Deutschland ist bis zur Gegenwart in besonders ausgeprägter Weise eine Industriegesellschaft. Dies hat auch in den Wirtschafts- und Sozialwissenschaften eine starke Konzentration auf die industrielle Produktion und eine jahrzehntelange Vernachlässigung der Dienstleistungsentwicklung nach sich gezogen – mit der doppelten Konsequenz, dass wir – bezogen auf die Entwicklungsdynamik des Dienstleistungssektors – auf sehr viel weniger wissenschaftliche Expertise zurückgreifen können als für die Industrie und dass die amtliche Statistik die Dienstleis­ tungsprozesse höchst unzulänglich abbildet. Obwohl dieser Sachverhalt seit Jahren bekannt ist und eine Verbesserung der amtlichen Statistik von vielen Experten immer wieder angemahnt worden ist, hat sich in der Realität wenig verändert. Die Restriktionen der statistischen Basis beeinträchtigen auch Expertisen für die Politik.

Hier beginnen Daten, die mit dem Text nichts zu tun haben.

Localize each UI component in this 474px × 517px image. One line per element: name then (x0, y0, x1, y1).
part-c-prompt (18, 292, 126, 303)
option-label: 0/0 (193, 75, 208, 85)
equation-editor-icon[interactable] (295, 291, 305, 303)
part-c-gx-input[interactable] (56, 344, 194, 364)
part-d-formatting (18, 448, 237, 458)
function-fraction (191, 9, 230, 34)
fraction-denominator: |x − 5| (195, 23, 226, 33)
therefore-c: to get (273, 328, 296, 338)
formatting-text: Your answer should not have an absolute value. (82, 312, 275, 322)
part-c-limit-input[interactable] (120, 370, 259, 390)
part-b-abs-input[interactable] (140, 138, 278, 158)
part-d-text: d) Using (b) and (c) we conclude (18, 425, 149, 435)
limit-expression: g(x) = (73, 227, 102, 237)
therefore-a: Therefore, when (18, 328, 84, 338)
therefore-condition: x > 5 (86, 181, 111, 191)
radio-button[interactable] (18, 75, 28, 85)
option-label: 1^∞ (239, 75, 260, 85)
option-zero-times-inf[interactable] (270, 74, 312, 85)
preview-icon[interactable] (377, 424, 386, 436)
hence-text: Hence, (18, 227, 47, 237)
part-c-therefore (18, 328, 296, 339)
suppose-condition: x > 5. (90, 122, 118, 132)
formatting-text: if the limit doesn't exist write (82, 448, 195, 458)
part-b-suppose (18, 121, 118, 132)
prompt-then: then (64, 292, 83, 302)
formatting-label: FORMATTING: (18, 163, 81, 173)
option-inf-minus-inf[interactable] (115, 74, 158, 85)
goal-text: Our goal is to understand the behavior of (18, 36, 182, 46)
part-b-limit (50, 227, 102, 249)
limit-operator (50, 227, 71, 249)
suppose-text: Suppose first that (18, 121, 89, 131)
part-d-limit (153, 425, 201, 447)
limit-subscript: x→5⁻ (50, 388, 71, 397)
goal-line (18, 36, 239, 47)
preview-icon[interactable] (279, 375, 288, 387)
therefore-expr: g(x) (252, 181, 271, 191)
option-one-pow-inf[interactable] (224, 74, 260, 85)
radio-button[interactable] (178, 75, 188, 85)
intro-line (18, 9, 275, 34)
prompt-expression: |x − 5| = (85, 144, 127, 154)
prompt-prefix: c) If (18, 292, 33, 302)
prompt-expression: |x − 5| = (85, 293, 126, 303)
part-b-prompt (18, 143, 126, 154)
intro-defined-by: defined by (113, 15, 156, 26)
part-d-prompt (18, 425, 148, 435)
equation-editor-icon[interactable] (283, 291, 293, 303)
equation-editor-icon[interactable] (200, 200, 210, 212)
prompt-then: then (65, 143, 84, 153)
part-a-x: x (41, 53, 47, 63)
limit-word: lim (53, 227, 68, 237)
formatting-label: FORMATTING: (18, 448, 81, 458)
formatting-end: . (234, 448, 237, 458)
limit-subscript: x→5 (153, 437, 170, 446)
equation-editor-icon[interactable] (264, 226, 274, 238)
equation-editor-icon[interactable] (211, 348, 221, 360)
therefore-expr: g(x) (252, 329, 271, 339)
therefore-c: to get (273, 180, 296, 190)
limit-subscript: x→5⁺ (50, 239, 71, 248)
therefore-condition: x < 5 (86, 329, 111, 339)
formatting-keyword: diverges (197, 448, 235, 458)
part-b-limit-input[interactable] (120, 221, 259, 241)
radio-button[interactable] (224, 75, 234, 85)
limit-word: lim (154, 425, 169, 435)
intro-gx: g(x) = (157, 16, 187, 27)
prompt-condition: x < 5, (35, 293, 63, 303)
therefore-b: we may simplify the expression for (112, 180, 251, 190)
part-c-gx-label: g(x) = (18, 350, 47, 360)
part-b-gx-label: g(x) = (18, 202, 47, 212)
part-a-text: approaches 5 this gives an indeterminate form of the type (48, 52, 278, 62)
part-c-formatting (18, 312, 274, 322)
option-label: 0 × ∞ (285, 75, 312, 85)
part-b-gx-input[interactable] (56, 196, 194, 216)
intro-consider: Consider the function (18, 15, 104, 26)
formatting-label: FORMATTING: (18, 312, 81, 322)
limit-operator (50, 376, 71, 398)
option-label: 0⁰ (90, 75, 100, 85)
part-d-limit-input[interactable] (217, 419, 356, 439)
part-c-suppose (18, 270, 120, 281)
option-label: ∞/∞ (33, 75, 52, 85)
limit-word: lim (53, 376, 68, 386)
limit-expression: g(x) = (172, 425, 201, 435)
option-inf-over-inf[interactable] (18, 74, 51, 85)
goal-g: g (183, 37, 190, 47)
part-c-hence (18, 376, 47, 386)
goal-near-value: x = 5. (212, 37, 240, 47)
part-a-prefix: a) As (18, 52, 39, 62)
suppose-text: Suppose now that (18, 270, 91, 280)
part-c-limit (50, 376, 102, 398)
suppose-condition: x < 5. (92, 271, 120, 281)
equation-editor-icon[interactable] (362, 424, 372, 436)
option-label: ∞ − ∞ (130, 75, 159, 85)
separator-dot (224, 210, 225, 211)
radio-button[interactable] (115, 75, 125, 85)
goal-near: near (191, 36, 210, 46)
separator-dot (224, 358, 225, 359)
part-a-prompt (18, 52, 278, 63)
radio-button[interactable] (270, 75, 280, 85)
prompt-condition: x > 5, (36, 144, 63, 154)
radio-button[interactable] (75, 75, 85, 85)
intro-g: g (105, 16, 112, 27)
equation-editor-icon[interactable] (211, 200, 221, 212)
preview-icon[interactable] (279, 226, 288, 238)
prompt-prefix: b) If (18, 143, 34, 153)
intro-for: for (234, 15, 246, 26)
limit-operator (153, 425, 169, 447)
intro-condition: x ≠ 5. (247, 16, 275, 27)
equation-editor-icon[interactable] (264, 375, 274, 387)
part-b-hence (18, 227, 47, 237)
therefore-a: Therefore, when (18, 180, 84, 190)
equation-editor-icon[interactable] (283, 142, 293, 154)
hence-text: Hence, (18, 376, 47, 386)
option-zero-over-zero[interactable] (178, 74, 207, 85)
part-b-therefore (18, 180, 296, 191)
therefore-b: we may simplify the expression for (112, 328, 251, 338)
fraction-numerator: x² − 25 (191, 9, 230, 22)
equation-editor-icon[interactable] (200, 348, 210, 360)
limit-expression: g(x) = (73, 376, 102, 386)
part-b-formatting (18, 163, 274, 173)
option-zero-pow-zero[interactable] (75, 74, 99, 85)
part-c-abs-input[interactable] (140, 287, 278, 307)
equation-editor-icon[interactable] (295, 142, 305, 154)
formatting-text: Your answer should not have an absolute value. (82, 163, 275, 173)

Für die wenigen klassischen wissenschaftlichen Ansätze zur Dienstleistungsgesellschaft und -ökonomie ist insbesondere das Thema der Internationalisierung von Dienstleistungen randständig geblieben und gewinnt erst in jüngster Vergangenheit mehr Aufmerksamkeit, nicht zuletzt im Zusammenhang mit den Aktivitäten der WTO für eine Liberalisierung des Handels mit Dienstleistungen (GATS). Dienstleistungen galten in der ökonomischen wie in der sozialwissenschaftlichen Debatte bis weit in die 80er Jahre hinein als wenig rationalisierbar und stark ortsgebunden. Beide Annahmen – hohe Rationalisierungsresistenz und starke Ortsgebundenheit – begründen die „große Hoffnung“ der Beschäftigungspolitik, dass die Dienstleistungen die rationalisierungsbedingten Arbeitsplatzverluste im industriellen Sektor durch Ausweitung tertiärer Beschäftigung kompensieren werden.

Beide Annahmen waren vermutlich selbst in der Vergangenheit nicht ganz zutreffend. Man denke etwa in der Büroarbeit an den Übergang von der handschriftlichen zur maschinellen Bearbeitung von Texten oder den Übergang von der schriftlichen zur telefonischen Kommunikation sowie an die Kreditwirtschaft, die sich schon vor Jahrhunderten internationalisiert hat. Spätestens seit dem Siegeszug der neuen IuK-Medien aber sind beide Annahmen endgültig obsolet geworden.

   Im Zusammenhang mit der Globalisierung ist die Frage des Ausmaßes von Standortgebundenheit oder -ungebundenheit von Dienstleistungen von besonderem Interesse. Die Annahme basiert auf der Vorstellung von der Einheit von Herstellung und Konsum einer Dienstleistung (uno actu-Prinzip), die auch heute für viele Dienstleistungen immer noch eine gewisse Gültigkeit hat, so z.B. für viele Beratungs-, Gesundheits-, Bildungs- und Pflegedienstleis­ tungen.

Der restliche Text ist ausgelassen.